The Week AI Changed Everything: Anthropic vs Pentagon, Block Layoffs, and Market Panic

If you needed proof that AI is no longer a future concern but a present-tense crisis, this week delivered it in spades. Over the span of just five days, we watched the stock market tumble three times over AI fears, Anthropic go to war with the Pentagon over safety red lines, and Block lay off nearly half its workforce because of “intelligence tools.”
The Stock Market’s AI Panic Attack
The Dow tumbled more than 800 points on Monday — in large part because of a Substack post from Citrini Research that laid out hypothetical scenarios for how AI could make white-collar work superfluous. The post specifically said it was fiction. It was not meant to be predictive. And yet stocks for companies mentioned in the report — DoorDash, American Express — fell anyway.
Then on Thursday, Nvidia released earnings that should have been great: profit nearly doubled, sales hit an all-time high. But Wall Street was disappointed by a somewhat lackluster outlook, fueling AI bubble concerns — that the massive investments pouring into AI infrastructure may not translate to returns.
Three separate down days in one week showed just how on edge investors are. Even good news, or entirely made-up doomsday scenarios, can trigger real panic.
Anthropic vs. The Pentagon: AI’s Red Line Moment
The biggest story of the week was Anthropic’s standoff with the U.S. Department of Defense. CEO Dario Amodei drew two non-negotiable red lines: Claude AI will not be used in autonomous weapons, and it will not be used for mass surveillance of American citizens.
Defense Secretary Pete Hegseth threatened to invoke the Defense Production Act to force access to Anthropic’s technology. He met with Amodei on Tuesday and set a Friday deadline. Hegseth also threatened to end Anthropic’s $200 million contract and potentially deem the company a “supply chain risk” — which would bar any company with military contracts from doing business with Anthropic.
President Trump escalated further on Friday, posting on Truth Social that federal agencies must “immediately” stop using Anthropic’s technology, with a six-month phase-out period. He threatened “major civil and criminal consequences.”
Anthropic’s response? “Threats do not change our position,” Amodei wrote in a blog post. “We cannot in good conscience accede to their request.”
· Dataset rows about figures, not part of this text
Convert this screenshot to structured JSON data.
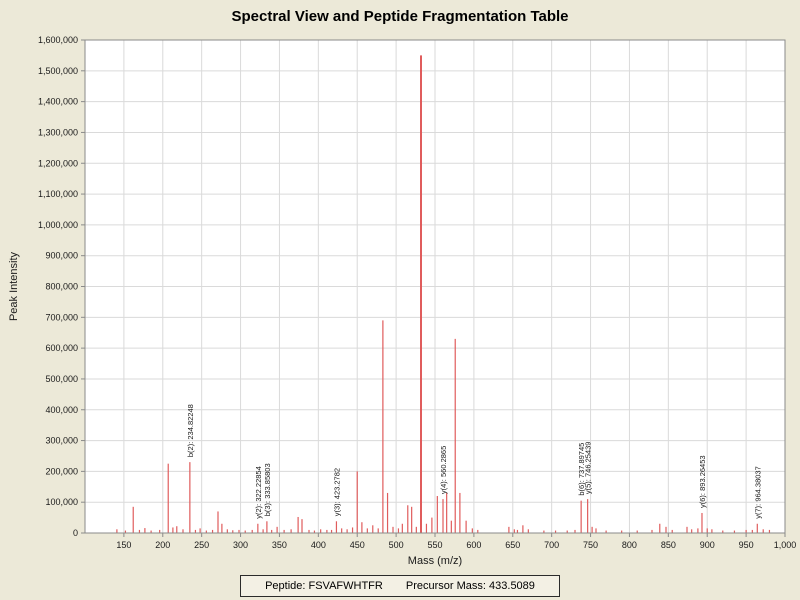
{
  "title": "Spectral View and Peptide Fragmentation Table",
  "status": {
    "peptide_label": "Peptide: FSVAFWHTFR",
    "precursor_label": "Precursor Mass: 433.5089"
  },
  "chart_data": {
    "type": "bar",
    "title": "Spectral View and Peptide Fragmentation Table",
    "xlabel": "Mass (m/z)",
    "ylabel": "Peak Intensity",
    "xlim": [
      100,
      1000
    ],
    "ylim": [
      0,
      1600000
    ],
    "grid": true,
    "x_ticks": [
      150,
      200,
      250,
      300,
      350,
      400,
      450,
      500,
      550,
      600,
      650,
      700,
      750,
      800,
      850,
      900,
      950,
      1000
    ],
    "y_ticks": [
      0,
      100000,
      200000,
      300000,
      400000,
      500000,
      600000,
      700000,
      800000,
      900000,
      1000000,
      1100000,
      1200000,
      1300000,
      1400000,
      1500000,
      1600000
    ],
    "colors": {
      "peak": "#e05c5c",
      "grid": "#dadada",
      "axis": "#8a8a8a",
      "plot_background": "#ffffff",
      "page_background": "#ece9d8",
      "label_text": "#1a1a1a"
    },
    "peaks": [
      [
        141,
        12000
      ],
      [
        152,
        8000
      ],
      [
        162,
        85000
      ],
      [
        170,
        10000
      ],
      [
        177,
        16000
      ],
      [
        185,
        8000
      ],
      [
        196,
        10000
      ],
      [
        207,
        225000
      ],
      [
        213,
        18000
      ],
      [
        218,
        22000
      ],
      [
        226,
        12000
      ],
      [
        234.82248,
        230000
      ],
      [
        242,
        10000
      ],
      [
        248,
        15000
      ],
      [
        256,
        8000
      ],
      [
        264,
        10000
      ],
      [
        271,
        70000
      ],
      [
        276,
        30000
      ],
      [
        283,
        12000
      ],
      [
        290,
        9000
      ],
      [
        298,
        10000
      ],
      [
        306,
        8000
      ],
      [
        315,
        10000
      ],
      [
        322.22854,
        30000
      ],
      [
        329,
        12000
      ],
      [
        333.85803,
        38000
      ],
      [
        340,
        10000
      ],
      [
        347,
        20000
      ],
      [
        356,
        10000
      ],
      [
        365,
        12000
      ],
      [
        374,
        52000
      ],
      [
        379,
        45000
      ],
      [
        388,
        10000
      ],
      [
        395,
        8000
      ],
      [
        403,
        12000
      ],
      [
        411,
        10000
      ],
      [
        417,
        10000
      ],
      [
        423.2782,
        38000
      ],
      [
        430,
        15000
      ],
      [
        437,
        12000
      ],
      [
        444,
        18000
      ],
      [
        450,
        200000
      ],
      [
        456,
        35000
      ],
      [
        463,
        15000
      ],
      [
        470,
        25000
      ],
      [
        477,
        15000
      ],
      [
        483,
        690000
      ],
      [
        489,
        130000
      ],
      [
        496,
        20000
      ],
      [
        503,
        15000
      ],
      [
        508,
        30000
      ],
      [
        515,
        90000
      ],
      [
        520,
        85000
      ],
      [
        526,
        20000
      ],
      [
        532,
        1550000
      ],
      [
        539,
        30000
      ],
      [
        546,
        50000
      ],
      [
        553,
        120000
      ],
      [
        560.2865,
        110000
      ],
      [
        565,
        130000
      ],
      [
        571,
        40000
      ],
      [
        576,
        630000
      ],
      [
        582,
        130000
      ],
      [
        590,
        40000
      ],
      [
        598,
        15000
      ],
      [
        605,
        10000
      ],
      [
        645,
        20000
      ],
      [
        652,
        12000
      ],
      [
        656,
        10000
      ],
      [
        663,
        25000
      ],
      [
        670,
        12000
      ],
      [
        690,
        8000
      ],
      [
        705,
        8000
      ],
      [
        720,
        8000
      ],
      [
        730,
        10000
      ],
      [
        737.89745,
        105000
      ],
      [
        746.25439,
        110000
      ],
      [
        752,
        20000
      ],
      [
        757,
        15000
      ],
      [
        770,
        8000
      ],
      [
        790,
        8000
      ],
      [
        810,
        8000
      ],
      [
        829,
        10000
      ],
      [
        839,
        30000
      ],
      [
        847,
        20000
      ],
      [
        855,
        10000
      ],
      [
        874,
        20000
      ],
      [
        880,
        12000
      ],
      [
        888,
        15000
      ],
      [
        893.26453,
        65000
      ],
      [
        900,
        15000
      ],
      [
        906,
        12000
      ],
      [
        920,
        8000
      ],
      [
        935,
        8000
      ],
      [
        950,
        10000
      ],
      [
        958,
        10000
      ],
      [
        964.38037,
        30000
      ],
      [
        972,
        12000
      ],
      [
        980,
        10000
      ]
    ],
    "annotations": [
      {
        "label": "b(2): 234.82248",
        "mz": 234.82248,
        "intensity": 230000
      },
      {
        "label": "y(2): 322.22854",
        "mz": 322.22854,
        "intensity": 30000
      },
      {
        "label": "b(3): 333.85803",
        "mz": 333.85803,
        "intensity": 38000
      },
      {
        "label": "y(3): 423.2782",
        "mz": 423.2782,
        "intensity": 38000
      },
      {
        "label": "y(4): 560.2865",
        "mz": 560.2865,
        "intensity": 110000
      },
      {
        "label": "b(6): 737.89745",
        "mz": 737.89745,
        "intensity": 105000
      },
      {
        "label": "y(5): 746.25439",
        "mz": 746.25439,
        "intensity": 110000
      },
      {
        "label": "y(6): 893.26453",
        "mz": 893.26453,
        "intensity": 65000
      },
      {
        "label": "y(7): 964.38037",
        "mz": 964.38037,
        "intensity": 30000
      }
    ]
  }
}
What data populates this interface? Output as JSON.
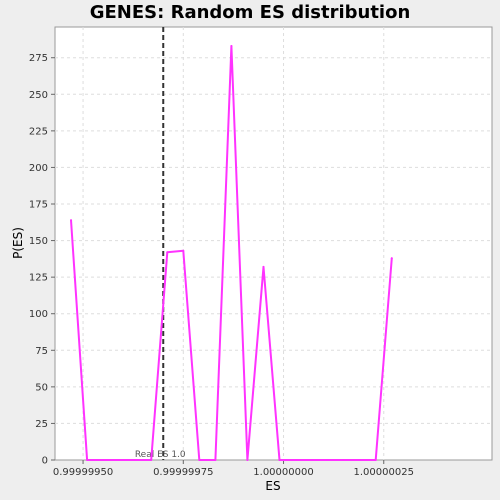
{
  "chart_data": {
    "type": "line",
    "title": "GENES: Random ES distribution",
    "xlabel": "ES",
    "ylabel": "P(ES)",
    "xlim": [
      0.99999943,
      1.00000052
    ],
    "ylim": [
      0,
      296
    ],
    "x_ticks": [
      0.9999995,
      0.99999975,
      1.0,
      1.00000025
    ],
    "x_tick_labels": [
      "0.99999950",
      "0.99999975",
      "1.00000000",
      "1.00000025"
    ],
    "y_ticks": [
      0,
      25,
      50,
      75,
      100,
      125,
      150,
      175,
      200,
      225,
      250,
      275
    ],
    "y_tick_labels": [
      "0",
      "25",
      "50",
      "75",
      "100",
      "125",
      "150",
      "175",
      "200",
      "225",
      "250",
      "275"
    ],
    "grid": true,
    "series": [
      {
        "color": "#ff33ff",
        "x": [
          0.99999947,
          0.99999951,
          0.99999955,
          0.99999959,
          0.99999963,
          0.99999967,
          0.99999971,
          0.99999975,
          0.99999979,
          0.99999983,
          0.99999987,
          0.99999991,
          0.99999995,
          0.99999999,
          1.00000003,
          1.00000007,
          1.00000011,
          1.00000015,
          1.00000019,
          1.00000023,
          1.00000027
        ],
        "y": [
          164,
          0,
          0,
          0,
          0,
          0,
          142,
          143,
          0,
          0,
          283,
          0,
          132,
          0,
          0,
          0,
          0,
          0,
          0,
          0,
          138
        ]
      }
    ],
    "reference_line": {
      "x": 0.9999997,
      "label": "Real ES 1.0",
      "color": "#333333"
    }
  }
}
Meanwhile, on the same week, Anthropic quietly loosened its core safety policy to keep pace with a market where competitors may not be playing by the same rules. The contradiction is striking.
Block Lays Off 4,000 — And Predicts Everyone Else Will Too
The most chilling development came Thursday when Block — the company behind Square, Cash App, and Afterpay — announced it would cut 40% of its staff. More than 4,000 people will lose their jobs, reducing the workforce to under 6,000.
Co-founder Jack Dorsey was blunt in his letter to shareholders: “intelligence tools” were the reason. And his prediction was even more unsettling: “Most companies are late. I think the majority of companies will reach the same conclusion.”
Whether or not Dorsey’s prediction proves correct, this is the first major tech company to explicitly blame AI for a layoff of this scale. The jobs apocalypse that economists have debated for years suddenly feels a lot closer.
The Bottom Line
This was the week AI stopped being theoretical. A fictional blog post crashed real stocks. The most safety-conscious AI company in the world is now fighting the U.S. government over weapons and surveillance. And a prominent tech CEO just told the world that AI is replacing half his workforce — and everyone else is next.
The question is no longer whether AI will disrupt the economy. It’s how fast, and whether anyone is prepared for what comes next.